I don’t know about Meri, but I’ve certainly had quite a few people at work and in other social situations ask the standard, “So how’s married life treating you?” question. Every time, my answer is the same: a halfway-confused response of, “Well… the same as it was before, but with a ring on.”
I wonder how much of the standard, American perception of married life is based on reality, how much of it comes from media (and more specifically, TV shows like The Simpsons and Married With Children), and how different we may or may not be from all of that.
Is it really such a struggle? Is there really so much faux-animosity? Am I just too young and naive, still?

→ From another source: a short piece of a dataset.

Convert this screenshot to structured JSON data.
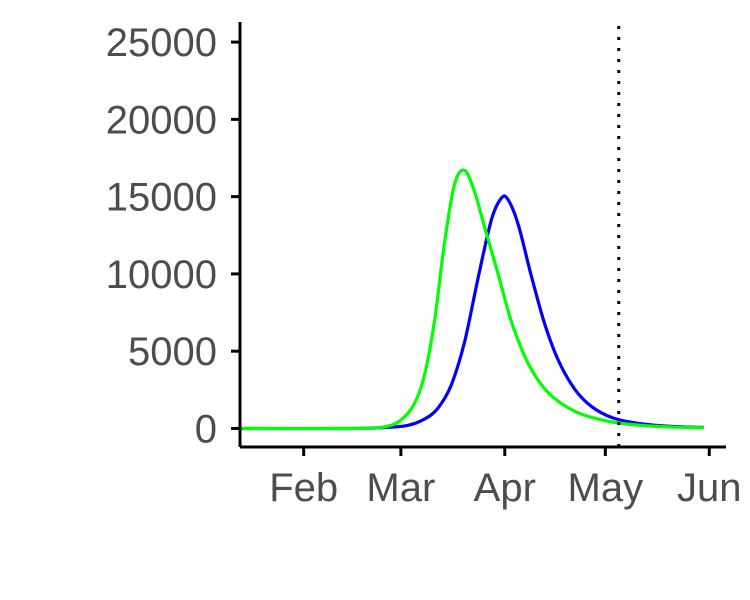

The optimistic side of me realizes that our situation is probably quite different than most others. We’ve been a couple for eight years, have lived together for the last four, and didn’t even get engaged until less than a year ago. There are no secrets, no surprises, no false expectations.
Anyone that knows us is well aware of how much we enjoy spending time together, and generally have little interest in persuing separate “girls nights” or “guys nights”… we’re together with everyone, and that’s the way we like it.

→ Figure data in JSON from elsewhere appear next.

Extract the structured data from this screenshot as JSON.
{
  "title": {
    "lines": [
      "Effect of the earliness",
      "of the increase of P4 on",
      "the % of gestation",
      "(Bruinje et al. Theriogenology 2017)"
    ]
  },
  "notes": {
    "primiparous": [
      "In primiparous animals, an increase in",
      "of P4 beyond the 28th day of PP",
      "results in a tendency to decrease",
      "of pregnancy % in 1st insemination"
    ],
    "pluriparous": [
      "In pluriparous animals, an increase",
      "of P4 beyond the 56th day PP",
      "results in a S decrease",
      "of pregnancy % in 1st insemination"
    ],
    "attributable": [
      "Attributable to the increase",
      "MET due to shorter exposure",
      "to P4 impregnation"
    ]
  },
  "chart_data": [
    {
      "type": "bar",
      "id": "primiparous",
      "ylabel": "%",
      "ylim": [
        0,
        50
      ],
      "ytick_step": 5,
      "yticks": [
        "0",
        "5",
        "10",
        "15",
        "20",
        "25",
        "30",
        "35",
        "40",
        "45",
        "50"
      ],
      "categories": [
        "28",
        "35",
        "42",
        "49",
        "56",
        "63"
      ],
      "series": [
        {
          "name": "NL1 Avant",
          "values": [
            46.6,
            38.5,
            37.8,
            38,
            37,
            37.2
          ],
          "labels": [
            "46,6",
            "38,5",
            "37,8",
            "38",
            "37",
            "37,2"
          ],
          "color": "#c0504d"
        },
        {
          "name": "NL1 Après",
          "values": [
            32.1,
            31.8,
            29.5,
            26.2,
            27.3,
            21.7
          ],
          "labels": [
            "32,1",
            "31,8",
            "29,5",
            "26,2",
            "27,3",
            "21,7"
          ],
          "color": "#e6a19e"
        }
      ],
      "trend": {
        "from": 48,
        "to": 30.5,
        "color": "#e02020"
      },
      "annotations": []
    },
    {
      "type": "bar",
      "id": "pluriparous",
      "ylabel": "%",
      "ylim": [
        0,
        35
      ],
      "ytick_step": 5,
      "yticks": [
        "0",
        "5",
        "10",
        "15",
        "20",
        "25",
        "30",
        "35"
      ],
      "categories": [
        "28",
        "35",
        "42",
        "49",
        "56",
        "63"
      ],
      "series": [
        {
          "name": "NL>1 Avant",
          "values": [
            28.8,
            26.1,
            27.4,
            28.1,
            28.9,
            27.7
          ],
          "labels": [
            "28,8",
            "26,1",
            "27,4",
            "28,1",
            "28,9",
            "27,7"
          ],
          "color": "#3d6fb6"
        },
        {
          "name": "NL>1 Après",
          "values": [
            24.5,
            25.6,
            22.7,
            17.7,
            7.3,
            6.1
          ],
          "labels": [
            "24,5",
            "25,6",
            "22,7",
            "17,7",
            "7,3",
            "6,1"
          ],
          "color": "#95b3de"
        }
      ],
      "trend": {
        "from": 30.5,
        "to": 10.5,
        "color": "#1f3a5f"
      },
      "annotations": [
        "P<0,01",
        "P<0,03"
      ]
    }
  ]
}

We had something in our wedding ceremony about marriage being a union of two people, yet those two people retain their individuality and respect for that and blah blah blah. It was one of the pieces that I wasn’t fully 100% on agreeing with, but I didn’t particularly disagree with it, either. I just wasn’t sure that it perfectly explained how we are together. (If that was the least of my concerns with all the wording, I’d say that’s a pretty good thing :P)
So what’s the point of all this? I’m not entirely sure, myself. The curious side of me is thoroughly intrigued to see if the supposedly-naive side of me is correct in thinking that we’ll never be one of those couples making lame jokes about how different marriage is down the road, getting on each others’ nerves, etc.
Of course, I can’t possibly predict how things change if/when children enter the picture.
For now, though… yeah, it’s the same. But with a ring on. Which I’m finally used to wearing and am not constantly fiddling with.